Melbourne-run website WL Central moderator Asher Wolf said recently the site had received 1.9 million hits per day as interest in the diplomatic cables had spiked.

However, she said that US government talk of listing Mr Assange and Wikileaks associates as terrorists was effectively a death threat against her and her colleagues.

During the speeches an elderly man made his way onto the town hall’s steps and held up a series of signs in support of free speech.

However, he drifted off topic with one anti-gay sign sparking an angry response from one member of the crowd who tore the placard off him and tore it up.

2 comments ↪
  • Glenn Condell

    Nice to meet you yesterday Antony.

    It was a fair crowd given the lack of coverage in the media prior to the event (nothing in the SMH today either, so far as I can see online) Even union and SRC types I know at Uni were unaware the day before that it was on. There was therefore more than a smattering of the usual suspects, such as the old cockatoo with the signs and the Green Left and Socialists, etc.

    All good but better would be some cardigans and a bit of blue rinse. The outrage and fear in that cohort definitely exists but if a protest is not mentioned in the Herald, or on 702 or GMA or whatever, they simply don't know about it and all that useful anger dissipates thru phone conversations and over the fence. This issue is not yet at the level, like Iraq was in Feb 03, where the media's stalling tactics could not contain an eruption of public feeling, nor does it hit hot-button issues for large ethnic communities a la Gaza. In these cases, large numbers of innocent people had either just died via imperial violence we officially supported, or were just about to. The Wikileaks button is very important but not yet very hot.

    One reason for this is that the revelations thus far have been, to my mind, a little underwhelming. The reaction of course has been overwhelming, but I wonder if that's due more to what hasn't yet been revealed than what has. Really, much of the outrage that the isue has generated in people like me is due more to the reaction than the leaks themselves.

    As I said somewhere else recently, Assange is the anti-Obama. Obama, surely history's greatest disappointment, sailed into office powered by the goodwill of people who believed his promise of change, a promise he never intended to keep. Had there been any real intention to change, he would either have (a) not been plucked from obscurity by wealthy kingmakers, or (b) had a fatal air accident by now. He is a playa, not a game changer.

    Assange by contrast is one of history's more useful surprises. He is actually effecting change; he has generated massive global coverage recently (would Obama or even Oprah have had as many mentions on the info superhighway this last month?) and in so doing sowed seeds in millions of minds worldwide, seeds that will grow into an informed distrust of government and media that may in myriad minor ways over time alter the currently unhealthy balance of power in our society.

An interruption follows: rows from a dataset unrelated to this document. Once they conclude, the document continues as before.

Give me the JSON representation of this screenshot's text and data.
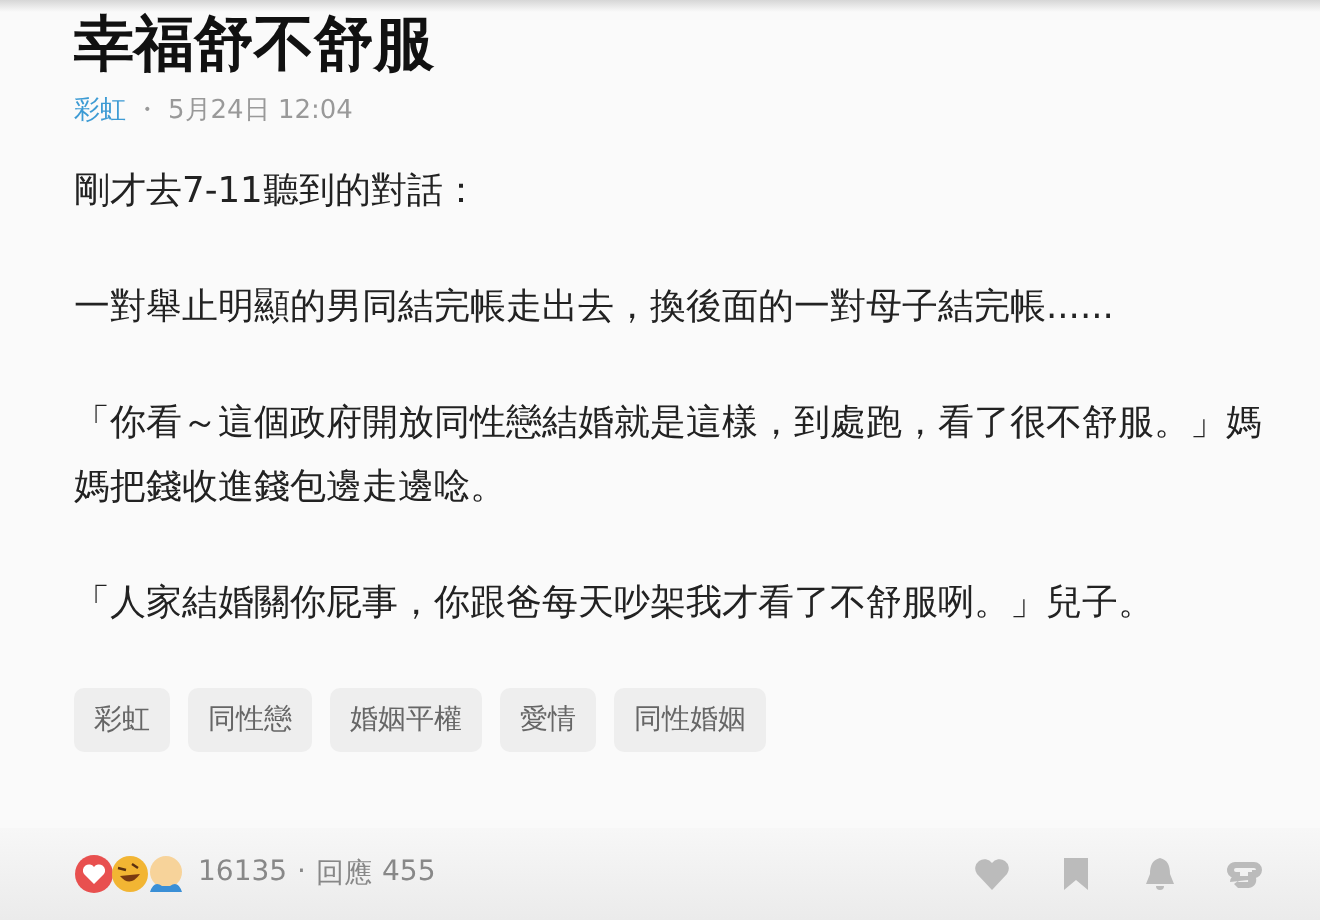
{
  "post": {
    "title": "幸福舒不舒服",
    "board": "彩虹",
    "separator": "・",
    "time": "5月24日 12:04"
  },
  "paragraphs": [
    "剛才去7-11聽到的對話：",
    "一對舉止明顯的男同結完帳走出去，換後面的一對母子結完帳......",
    "「你看～這個政府開放同性戀結婚就是這樣，到處跑，看了很不舒服。」媽媽把錢收進錢包邊走邊唸。",
    "「人家結婚關你屁事，你跟爸每天吵架我才看了不舒服咧。」兒子。"
  ],
  "tags": [
    "彩虹",
    "同性戀",
    "婚姻平權",
    "愛情",
    "同性婚姻"
  ],
  "footer": {
    "likes": "16135",
    "separator": "·",
    "reply_label": "回應",
    "replies": "455"
  }
}
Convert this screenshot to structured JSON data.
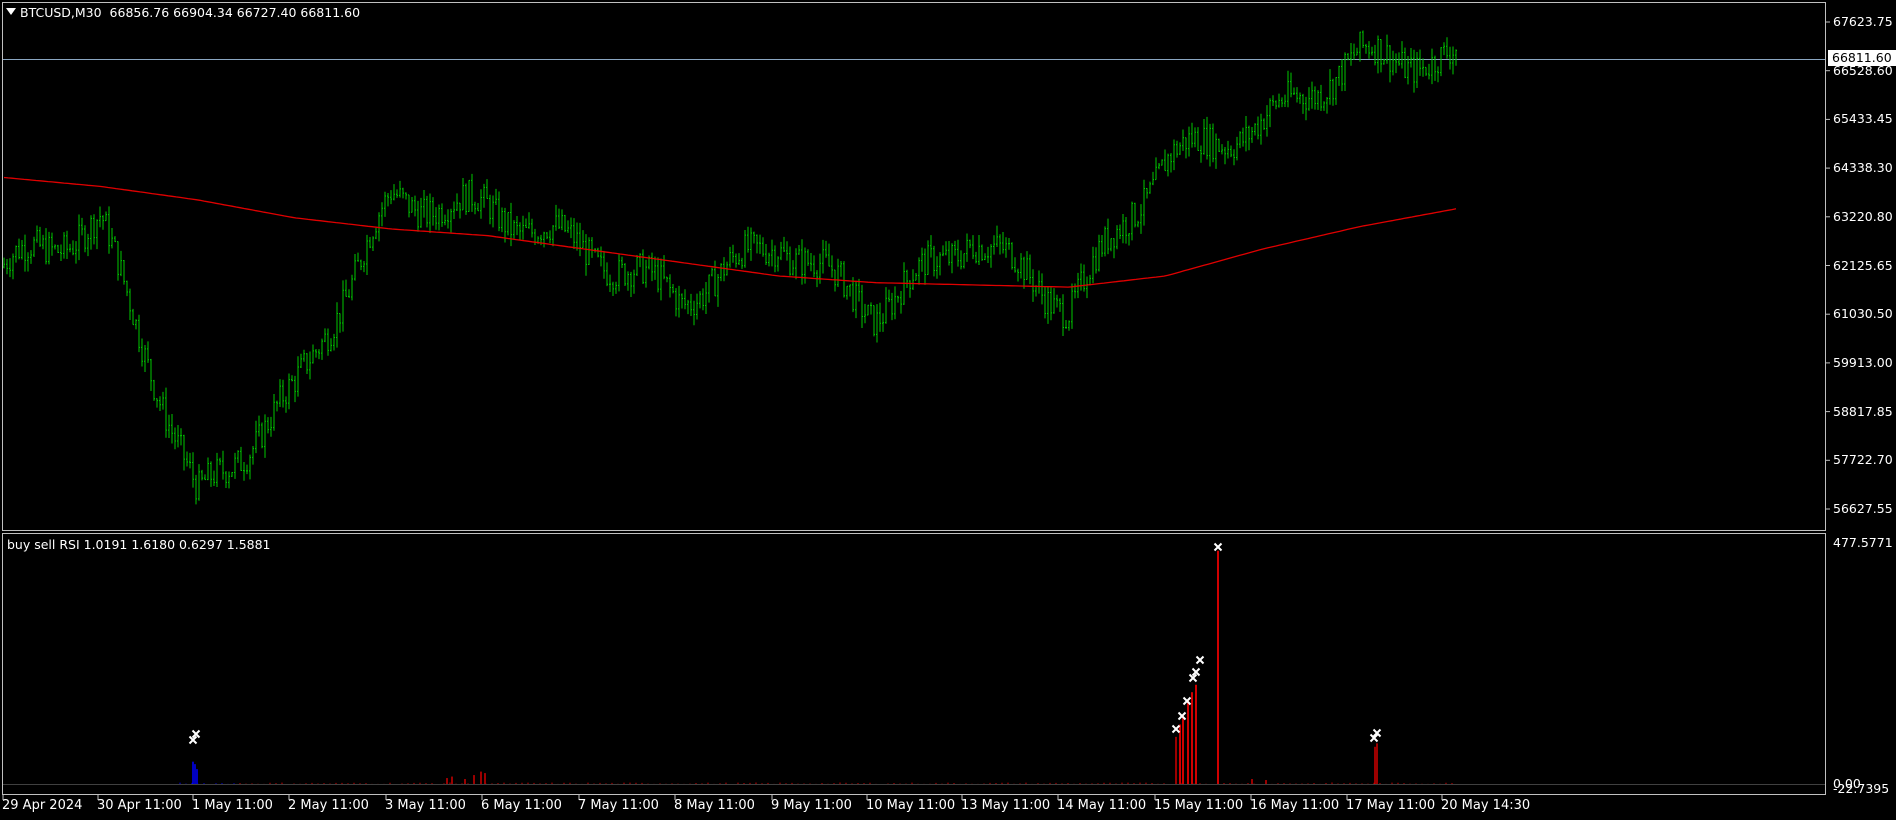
{
  "main_chart": {
    "symbol_timeframe": "BTCUSD,M30",
    "ohlc": "66856.76 66904.34 66727.40 66811.60",
    "current_price_label": "66811.60",
    "y_ticks": [
      "67623.75",
      "66528.60",
      "65433.45",
      "64338.30",
      "63220.80",
      "62125.65",
      "61030.50",
      "59913.00",
      "58817.85",
      "57722.70",
      "56627.55"
    ],
    "colors": {
      "candles": "#00c800",
      "moving_average": "#e00000",
      "price_line": "#8aa6c1",
      "background": "#000000",
      "border": "#c0c0c0"
    }
  },
  "indicator": {
    "title": "buy sell RSI 1.0191 1.6180 0.6297 1.5881",
    "y_max_label": "477.5771",
    "y_zero_label": "0.00",
    "y_min_label": "-22.7395",
    "colors": {
      "buy": "#0000ff",
      "sell": "#d00000",
      "markers": "#ffffff"
    }
  },
  "x_axis": {
    "labels": [
      "29 Apr 2024",
      "30 Apr 11:00",
      "1 May 11:00",
      "2 May 11:00",
      "3 May 11:00",
      "6 May 11:00",
      "7 May 11:00",
      "8 May 11:00",
      "9 May 11:00",
      "10 May 11:00",
      "13 May 11:00",
      "14 May 11:00",
      "15 May 11:00",
      "16 May 11:00",
      "17 May 11:00",
      "20 May 14:30"
    ]
  },
  "chart_data": {
    "type": "line",
    "title": "BTCUSD,M30",
    "xlabel": "",
    "ylabel": "",
    "ylim": [
      56300,
      68100
    ],
    "series": [
      {
        "name": "",
        "x": [
          "29 Apr 2024",
          "30 Apr 11:00",
          "1 May 11:00",
          "2 May 11:00",
          "3 May 11:00",
          "6 May 11:00",
          "7 May 11:00",
          "8 May 11:00",
          "9 May 11:00",
          "10 May 11:00",
          "13 May 11:00",
          "14 May 11:00",
          "15 May 11:00",
          "16 May 11:00",
          "17 May 11:00",
          "20 May 14:30"
        ],
        "values": [
          62200,
          63200,
          57000,
          59400,
          63700,
          63500,
          62600,
          61500,
          62800,
          61200,
          62900,
          61300,
          64600,
          65400,
          66900,
          66811.6
        ]
      },
      {
        "name": "",
        "x": [
          "29 Apr 2024",
          "30 Apr 11:00",
          "1 May 11:00",
          "2 May 11:00",
          "3 May 11:00",
          "6 May 11:00",
          "7 May 11:00",
          "8 May 11:00",
          "9 May 11:00",
          "10 May 11:00",
          "13 May 11:00",
          "14 May 11:00",
          "15 May 11:00",
          "16 May 11:00",
          "17 May 11:00",
          "20 May 14:30"
        ],
        "values": [
          64200,
          64000,
          63700,
          63300,
          63050,
          62900,
          62600,
          62300,
          62000,
          61850,
          61800,
          61750,
          62000,
          62600,
          63100,
          63500
        ]
      }
    ]
  }
}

    The black windbag can strike a pose and chunter on with the best of them but there is nothing inside him; no goals, only calculations. The albino misfit can never claim the laurels Obama seems to exist for (maybe a posthumous Nobel some decades down the track?) but may in the end leave a far greater mark on the history of human civilisation on this planet. Obama will, like the captain of the Titanic, be remembered more for the unfortunate timing of his tenure than for anything he actually did. In fact, he'll probably be remembered more for what he DIDN'T do.

    While Obama is doing a very passable Manchurian Candidate impression, Assange reminds me a bit of Max Headroom, V for Vendetta, Network… but what he really is is 'the little guy', that popular and much abused concept so central to the structure of the American dream. The beleaguered but brave nobody who takes on entrenched privilege and power, a la Mr Smith Goes to Washington. Americans can't see the irony of course, happy to ignore Assange's courage in favour of tropes (terrorist, anti-American, leftist etc) fed them by the very government/media power nexus Wikileaks attacks.

    Sorry, haven't visited in a while, then hog the mike. Keep it going Antony, great job yesterday under occasionally trying circumstances.